Yesterday, Google unveiled its new voice-activated personal assistant, Home, which ships on November 4 for $129 and performs a lot of useful functions, like offering weather updates and commute times. Google partnered with Philips and Samsung, among other companies, so Google Home can integrate with their “smart” devices, too. But as Frederic Lardinois of TechCrunch points out, “Google is relatively late to the game here,” given the presence of Amazon Echo and its well-known digital personal assistant, Alexa, who will, apparently, soon make coffee for you if you ask her nicely enough. According to a release obtained by CNET, Echo joined forces with Behmor, a manufacturer of “smart” coffee makers, so you can request for a fresh pot of coffee whenever you please.
All you have to say, CNET reports, is something like, "Alexa, is my coffee ready?” or, "Alexa, start brewing my favorite coffee.” It’s seems like a nifty bit of advertising on Behmor’s part, since, I guess, the assumption is that your favorite coffee couldn’t be made in any other machine. Presumably, though, Alexa can’t physically grind beans, pour water and make measurements, so it’s unclear exactly how Behmor and Echo are integrated; more will be unveiled at Seattle’s Smart Kitchen Summit this week.
While it all sounds enticing, the technological innovation feels out of line with how the coffee cognoscenti is presently making—and consuming—the drink.
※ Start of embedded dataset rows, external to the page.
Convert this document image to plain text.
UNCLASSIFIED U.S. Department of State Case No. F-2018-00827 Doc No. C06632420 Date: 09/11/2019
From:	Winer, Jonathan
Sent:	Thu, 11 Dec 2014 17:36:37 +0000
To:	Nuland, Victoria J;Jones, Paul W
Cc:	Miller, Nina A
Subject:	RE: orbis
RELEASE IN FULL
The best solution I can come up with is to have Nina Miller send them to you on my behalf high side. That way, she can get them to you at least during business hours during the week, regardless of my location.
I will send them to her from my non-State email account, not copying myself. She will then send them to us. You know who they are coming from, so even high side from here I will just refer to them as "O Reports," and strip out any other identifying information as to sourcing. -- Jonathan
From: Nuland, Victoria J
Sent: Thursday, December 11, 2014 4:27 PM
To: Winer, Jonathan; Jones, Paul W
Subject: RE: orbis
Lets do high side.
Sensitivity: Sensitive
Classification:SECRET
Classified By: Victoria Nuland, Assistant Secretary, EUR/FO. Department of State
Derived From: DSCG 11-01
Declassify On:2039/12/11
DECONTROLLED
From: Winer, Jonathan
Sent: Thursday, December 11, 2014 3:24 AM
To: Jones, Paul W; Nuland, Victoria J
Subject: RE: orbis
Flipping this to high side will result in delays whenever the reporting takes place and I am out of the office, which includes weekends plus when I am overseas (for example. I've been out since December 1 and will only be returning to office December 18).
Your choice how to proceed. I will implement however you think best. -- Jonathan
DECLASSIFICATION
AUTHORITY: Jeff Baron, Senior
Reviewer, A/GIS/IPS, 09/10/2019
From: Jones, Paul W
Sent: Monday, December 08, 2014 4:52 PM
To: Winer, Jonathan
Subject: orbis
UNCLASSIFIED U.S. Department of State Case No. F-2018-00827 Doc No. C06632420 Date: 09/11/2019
By now, it is a self-evident truth that machines like Keurig and Nespresso produce weak and watery cups. Manual devices like the French press, the Chemex and the ceramic pour-over dripper, on the other hand, not only produce better coffee than electric makers, they also add a level of intimacy to the preparation of the cup that gives you a heightened appreciation its nuances, its oils and flavors.
Perhaps someday Echo will program Alexa to actually get coffee. Then, without feeling like a jackass, you can reasonably ask her to brew up a pot of Aida Battle’s recent shipment of El Salvador Finca Kilimanjaro—in a French press, please. But we're not there yet.